The Quadratic Formula: Derivation by Completing the Square

By Dr. Iris Vaughan, Mathematics Editor·Published 1 July 2025·Last reviewed 15 September 2025

The quadratic formula is the most-memorised result in high school algebra. This is the derivation — which means you never need to memorise it again.

Most students memorise the quadratic formula (x = [−b ± √(b²−4ac)] / 2a) by rote. The formula appears in the appendix of every algebra textbook; it is printed at the top of many exam papers.
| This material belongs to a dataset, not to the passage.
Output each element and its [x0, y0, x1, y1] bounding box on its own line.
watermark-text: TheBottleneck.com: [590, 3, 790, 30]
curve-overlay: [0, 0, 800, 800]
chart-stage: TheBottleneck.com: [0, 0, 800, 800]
Students who have derived it know not just the formula but the technique — completing the square — which is useful far beyond this single result.

The starting point

ax² + bx + c = 0, where a ≠ 0.

Step 1: divide through by a.

x² + (b/a)x + c/a = 0

Step 2: move the constant to the right side.

x² + (b/a)x = −c/a

Step 3: complete the square on the left side. We add (b/2a)² to both sides.

x² + (b/a)x + (b/2a)² = −c/a + (b/2a)²

The left side is now a perfect square trinomial:

(x + b/2a)² = b²/4a² − c/a

Step 4: write the right side over a common denominator.

(x + b/2a)² = b²/4a² − 4ac/4a² = (b² − 4ac)/4a²

Step 5: take the square root of both sides.

x + b/2a = ± √[(b² − 4ac)/4a²] = ± √(b² − 4ac) / 2a

Step 6: solve for x.

x = −b/2a ± √(b² − 4ac) / 2a = [−b ± √(b² − 4ac)] / 2a

The discriminant

The quantity b² − 4ac under the radical is the discriminant. Its sign determines the nature of the roots:

b² − 4ac > 0: two distinct real roots. b² − 4ac = 0: one real root (a "repeated" root, where both roots are equal to −b/2a). b² − 4ac < 0: no real roots (two complex conjugate roots — real part −b/2a, imaginary part ±√(4ac − b²)/2a).

Why completing the square

Completing the square — converting x² + px + q to (x + p/2)² + (q − p²/4) — works for any quadratic and any coefficients. The formula is its application to the general case. Students who understand the technique can solve quadratics by completing the square directly, without the formula, which is sometimes faster and always available when the formula is forgotten.